Türkiye denies link between F-16 deal and Nordic NATO bids
Türkiye’s proposed purchase of F-16 fighter jets from the US is “not related” to its gatekeeping of NATO as Finland and Sweden seek to join the US-led military bloc, Turkish Foreign Minister Mevlut Cavusoglu has insisted.
The weapons sale would benefit both the US and Türkiye, he told journalists on Wednesday, after a meeting with US Secretary of State Antony Blinken in Washington, DC. Ankara’s acceptance of the NATO bids by the Nordic nations was never a “precondition” for the sale of warplanes, he added, as quoted by the Turkish press.
Türkiye wants to purchase 40 new Lockheed-produced warplanes, as well as 79 upgrade kits for F-16s that the Turkish Air Force already has in its fleet. The request was sent in October 2021, but the multibillion dollar deal has opponents in the US Congress.

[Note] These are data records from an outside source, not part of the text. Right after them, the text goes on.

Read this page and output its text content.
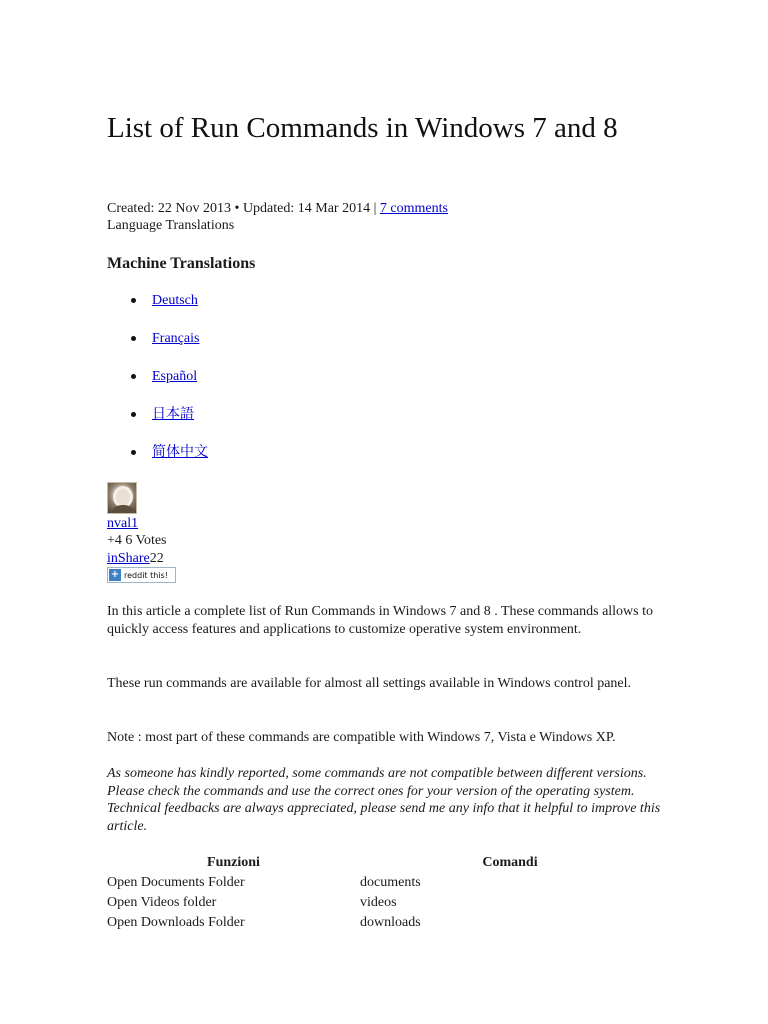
List of Run Commands in Windows 7 and 8
Created: 22 Nov 2013 • Updated: 14 Mar 2014 | 7 comments
Language Translations
Machine Translations
Deutsch
Français
Español
日本語
简体中文
nval1
+4 6 Votes
inShare22
+ reddit this!

In this article a complete list of Run Commands in Windows 7 and 8 . These commands allows to quickly access features and applications to customize operative system environment.

These run commands are available for almost all settings available in Windows control panel.

Note : most part of these commands are compatible with Windows 7, Vista e Windows XP.

As someone has kindly reported, some commands are not compatible between different versions. Please check the commands and use the correct ones for your version of the operating system. Technical feedbacks are always appreciated, please send me any info that it helpful to improve this article.

Funzioni	Comandi
Open Documents Folder	documents
Open Videos folder	videos
Open Downloads Folder	downloads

Last week, the administration of US President Joe Biden sent an informal notice to lawmakers about its intention to go through with the proposed sale. Senator Bob Menendez, the chairman of the Senate Foreign Relations Committee, is a long-time critic of the proposal and has vowed to block the deal.
“Until [Turkish President Recep Tayyip] Erdogan … begins to act like a trusted ally should, I will not approve this sale,” a statement prepared by Menendez and obtained by Politico said. He also expressed support for selling F-35 jets to Turkish European rival Greece.
The administration of former US President Donald Trump kicked Türkiye out of the F-35 program in 2019. It claimed that Ankara endangered the secrets of the advanced weapons platform by purchasing S-400 long-range anti-aircraft missiles from Russia. The Erdogan government denied that this was the case.
Cavusoglu was asked about the planned sale of F-35s to Greece on Wednesday and remarked that the balance of military cooperation that the US had with the two NATO allies had “deteriorated.”
Finland and Sweden applied for NATO membership last May, citing a purported threat coming from Russia. Türkiye conditioned its acceptance of their bids to their lifting of an arms embargo and an improvement in counter-terrorism action. The two Nordic nations, Ankara stated, served as shelters for organizations that the Turkish government considers terrorists.